Corporate Staff Ride NEWSLETTER - Fort Belvoir Staff Go to Gettysburg
November 15, 2013By Margaret Steele/Fort Belvoir Public Affairs Office
November 14, 2013
Some Belvoir Soldiers and civilians had a unique opportunity to develop their leadership skills while learning the country’s history.
During a staff ride to Gettysburg National Military Park in Pennsylvania, the group toured parts of the battlefield; viewed monuments in honor of each state’s sacrifice and loss of life; were startled by simulated gunfire in a short, Morgan Freeman-narrated movie, “A New Birth of Freedom;” and learned about the significance, strategies and lessons of different aspects of the three-day battle there.

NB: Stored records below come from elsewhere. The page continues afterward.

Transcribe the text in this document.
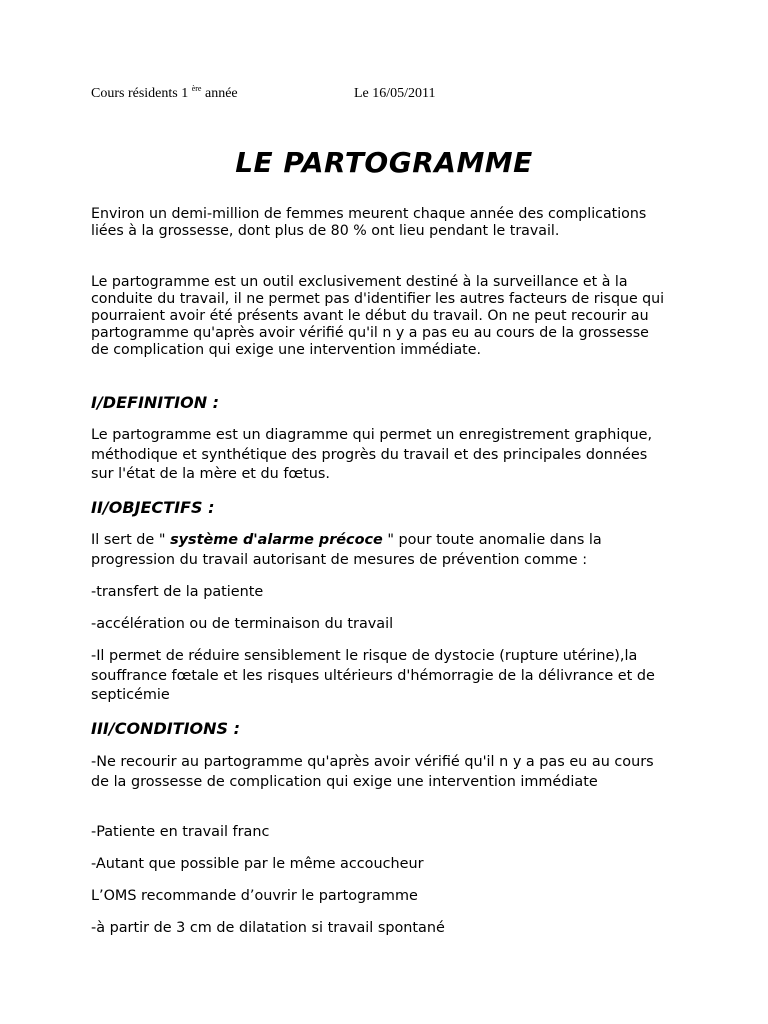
Cours résidents 1 $^{ère}$ année	Le 16/05/2011
LE PARTOGRAMME
Environ un demi-million de femmes meurent chaque année des complications liées à la grossesse, dont plus de 80 % ont lieu pendant le travail.
Le partogramme est un outil exclusivement destiné à la surveillance et à la conduite du travail, il ne permet pas d'identifier les autres facteurs de risque qui pourraient avoir été présents avant le début du travail. On ne peut recourir au partogramme qu'après avoir vérifié qu'il n y a pas eu au cours de la grossesse de complication qui exige une intervention immédiate.
I/DEFINITION :
Le partogramme est un diagramme qui permet un enregistrement graphique, méthodique et synthétique des progrès du travail et des principales données sur l'état de la mère et du fœtus.
II/OBJECTIFS :
Il sert de " système d'alarme précoce " pour toute anomalie dans la progression du travail autorisant de mesures de prévention comme :
-transfert de la patiente
-accélération ou de terminaison du travail
-Il permet de réduire sensiblement le risque de dystocie (rupture utérine),la souffrance fœtale et les risques ultérieurs d'hémorragie de la délivrance et de septicémie
III/CONDITIONS :
-Ne recourir au partogramme qu'après avoir vérifié qu'il n y a pas eu au cours de la grossesse de complication qui exige une intervention immédiate
-Patiente en travail franc
-Autant que possible par le même accoucheur
L’OMS recommande d’ouvrir le partogramme
-à partir de 3 cm de dilatation si travail spontané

According to Capt. Daniel J. Tucker, Belvoir’s Headquarters Battalion Executive Officer and Headquarters and Headquarters Company Commander, one of the trip’s coordinators, staff rides represent a unique and persuasive method of conveying a lesson of the past to present-day Army leadership.
“Properly conducted, these exercises bring to life, on the very terrain where historic encounters took place, examples, applicable today as in the past, of leadership tactics and strategy, communications, use of terrain, and, above all, the psychology of men in battle,” Tucker said.

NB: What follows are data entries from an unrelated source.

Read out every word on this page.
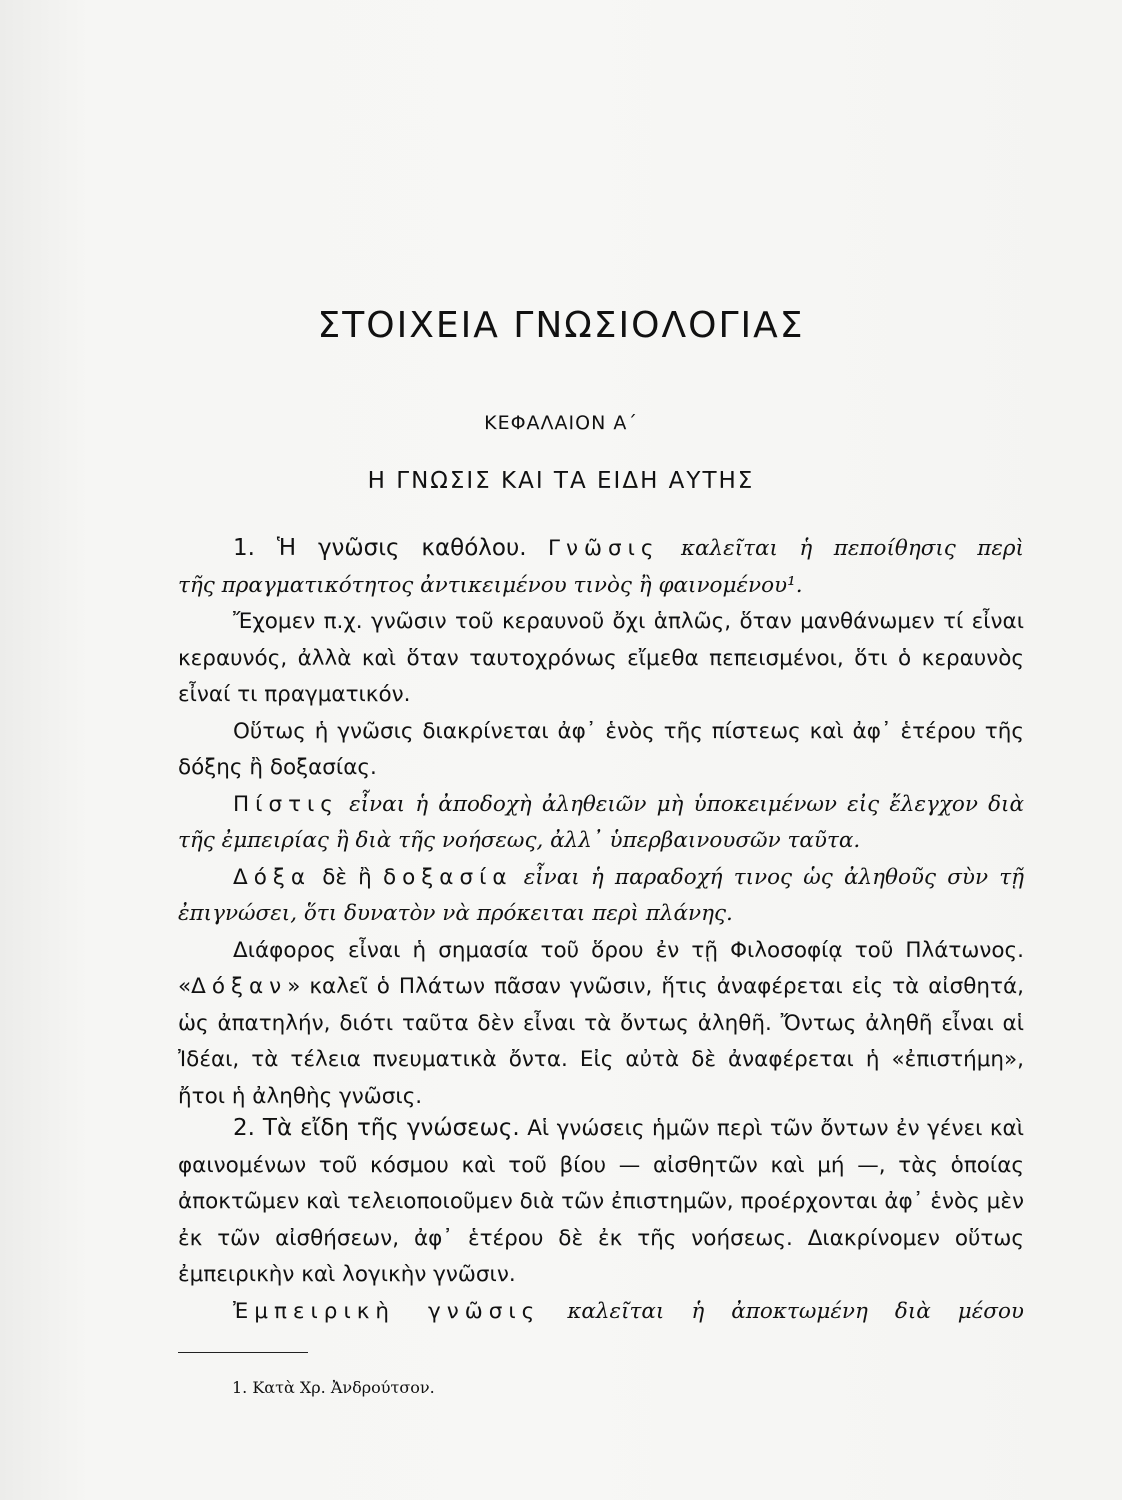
ΣΤΟΙΧΕΙΑ ΓΝΩΣΙΟΛΟΓΙΑΣ
ΚΕΦΑΛΑΙΟΝ Α΄
Η ΓΝΩΣΙΣ ΚΑΙ ΤΑ ΕΙΔΗ ΑΥΤΗΣ

1. Ἡ γνῶσις καθόλου. Γνῶσις καλεῖται ἡ πεποίθησις περὶ

τῆς πραγματικότητος ἀντικειμένου τινὸς ἢ φαινομένου¹.

Ἔχομεν π.χ. γνῶσιν τοῦ κεραυνοῦ ὄχι ἁπλῶς, ὅταν μανθάνωμεν τί εἶναι κεραυνός, ἀλλὰ καὶ ὅταν ταυτοχρόνως εἴμεθα πεπεισμένοι, ὅτι ὁ κεραυνὸς εἶναί τι πραγματικόν.

Οὕτως ἡ γνῶσις διακρίνεται ἀφ᾽ ἑνὸς τῆς πίστεως καὶ ἀφ᾽ ἑτέρου τῆς δόξης ἢ δοξασίας.

Πίστις εἶναι ἡ ἀποδοχὴ ἀληθειῶν μὴ ὑποκειμένων εἰς ἔλεγχον διὰ τῆς ἐμπειρίας ἢ διὰ τῆς νοήσεως, ἀλλ᾽ ὑπερβαινουσῶν ταῦτα.

Δόξα δὲ ἢ δοξασία εἶναι ἡ παραδοχή τινος ὡς ἀληθοῦς σὺν τῇ ἐπιγνώσει, ὅτι δυνατὸν νὰ πρόκειται περὶ πλάνης.

Διάφορος εἶναι ἡ σημασία τοῦ ὅρου ἐν τῇ Φιλοσοφίᾳ τοῦ Πλάτωνος. «Δόξαν» καλεῖ ὁ Πλάτων πᾶσαν γνῶσιν, ἥτις ἀναφέρεται εἰς τὰ αἰσθητά, ὡς ἀπατηλήν, διότι ταῦτα δὲν εἶναι τὰ ὄντως ἀληθῆ. Ὄντως ἀληθῆ εἶναι αἱ Ἰδέαι, τὰ τέλεια πνευματικὰ ὄντα. Εἰς αὐτὰ δὲ ἀναφέρεται ἡ «ἐπιστήμη», ἤτοι ἡ ἀληθὴς γνῶσις.

2. Τὰ εἴδη τῆς γνώσεως. Αἱ γνώσεις ἡμῶν περὶ τῶν ὄντων ἐν γένει καὶ φαινομένων τοῦ κόσμου καὶ τοῦ βίου — αἰσθητῶν καὶ μή —, τὰς ὁποίας ἀποκτῶμεν καὶ τελειοποιοῦμεν διὰ τῶν ἐπιστημῶν, προέρχονται ἀφ᾽ ἑνὸς μὲν ἐκ τῶν αἰσθήσεων, ἀφ᾽ ἑτέρου δὲ ἐκ τῆς νοήσεως. Διακρίνομεν οὕτως ἐμπειρικὴν καὶ λογικὴν γνῶσιν.

Ἐμπειρικὴ γνῶσις καλεῖται ἡ ἀποκτωμένη διὰ μέσου

1. Κατὰ Χρ. Ἀνδρούτσον.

“This historical study, particularly with personal reconnaissance, offers valuable opportunities to develop professional leadership and the capacity for effective use of combined arms on the air-land battlefield,” he added.

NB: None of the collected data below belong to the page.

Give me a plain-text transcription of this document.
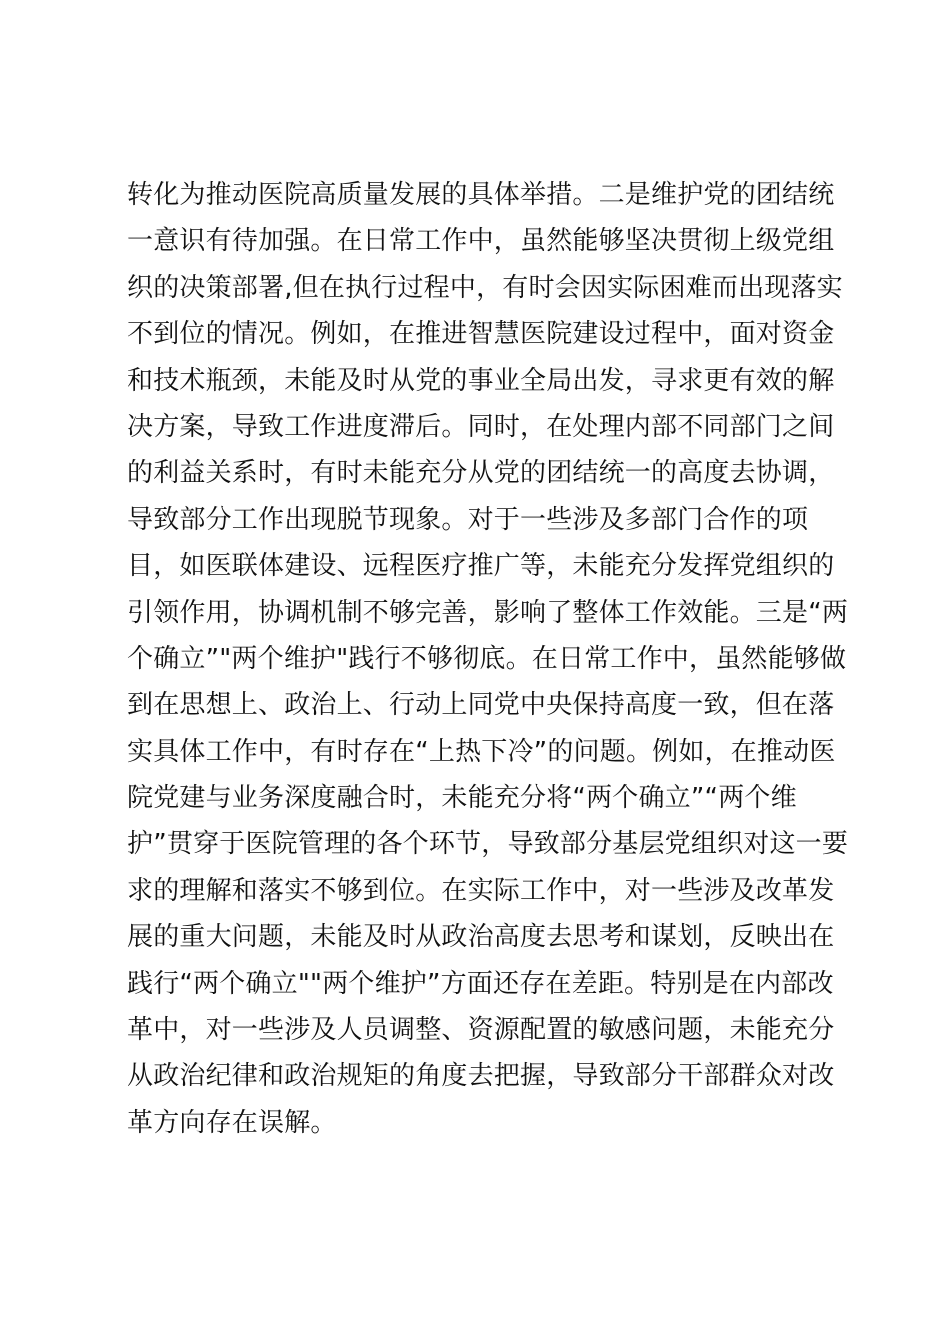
转化为推动医院高质量发展的具体举措。二是维护党的团结统
一意识有待加强。在日常工作中，虽然能够坚决贯彻上级党组
织的决策部署,但在执行过程中，有时会因实际困难而出现落实
不到位的情况。例如，在推进智慧医院建设过程中，面对资金
和技术瓶颈，未能及时从党的事业全局出发，寻求更有效的解
决方案，导致工作进度滞后。同时，在处理内部不同部门之间
的利益关系时，有时未能充分从党的团结统一的高度去协调，
导致部分工作出现脱节现象。对于一些涉及多部门合作的项
目，如医联体建设、远程医疗推广等，未能充分发挥党组织的
引领作用，协调机制不够完善，影响了整体工作效能。三是“两
个确立”"两个维护"践行不够彻底。在日常工作中，虽然能够做
到在思想上、政治上、行动上同党中央保持高度一致，但在落
实具体工作中，有时存在“上热下冷”的问题。例如，在推动医
院党建与业务深度融合时，未能充分将“两个确立”“两个维
护”贯穿于医院管理的各个环节，导致部分基层党组织对这一要
求的理解和落实不够到位。在实际工作中，对一些涉及改革发
展的重大问题，未能及时从政治高度去思考和谋划，反映出在
践行“两个确立""两个维护”方面还存在差距。特别是在内部改
革中，对一些涉及人员调整、资源配置的敏感问题，未能充分
从政治纪律和政治规矩的角度去把握，导致部分干部群众对改
革方向存在误解。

Specifically in terms of Gettysburg, “The resolution, initiative, and courage of Col. Joshua Lawrence Chamberlain of the 20th Maine reflect valuable principles for study by today’s leaders,” he said. “These leadership principles transcend technological advances and have no historical bounds, no binding parameters of geography and time.”
Soldiers who went on the staff ride echoed Tucker’s thoughts about the day in Gettysburg.
For Spec. Jared Ecklund, a patrolman with the 212th Military Police Detachment for almost a year, the trip to Gettysburg was definitely an experience, as it also was his first staff ride.
“You hear about all these battlefields and being there makes it all different,” Ecklund said. “I liked Gettysburg’s Little Round Top the best, because you could turn around and picture thousands of troops going across the fields there,” he said. “I absolutely would go on another staff ride.”
Sgt. Aaron Cruz, a patrolman, desk sergeant and team leader at the 212th, said of the staff ride, “It was a pretty nice trip and very informative.”
Cruz, originally from Denver and a Belvoir Soldier since May, brought his wife and two children to Gettysburg.
“It’s great to get out,” he said. “We’ll probably remember the cyclorama as the best part of the trip.”
According to the National Park Service, the restored Gettysburg Cyclorama depicts Pickett’s Charge - the final fury of Gettysburg, often referred to as the Civil War’s turning point. The artwork is 377 feet long, 42 feet high and weighs 12.5 tons. It is housed in a climate-controlled building built especially to house it.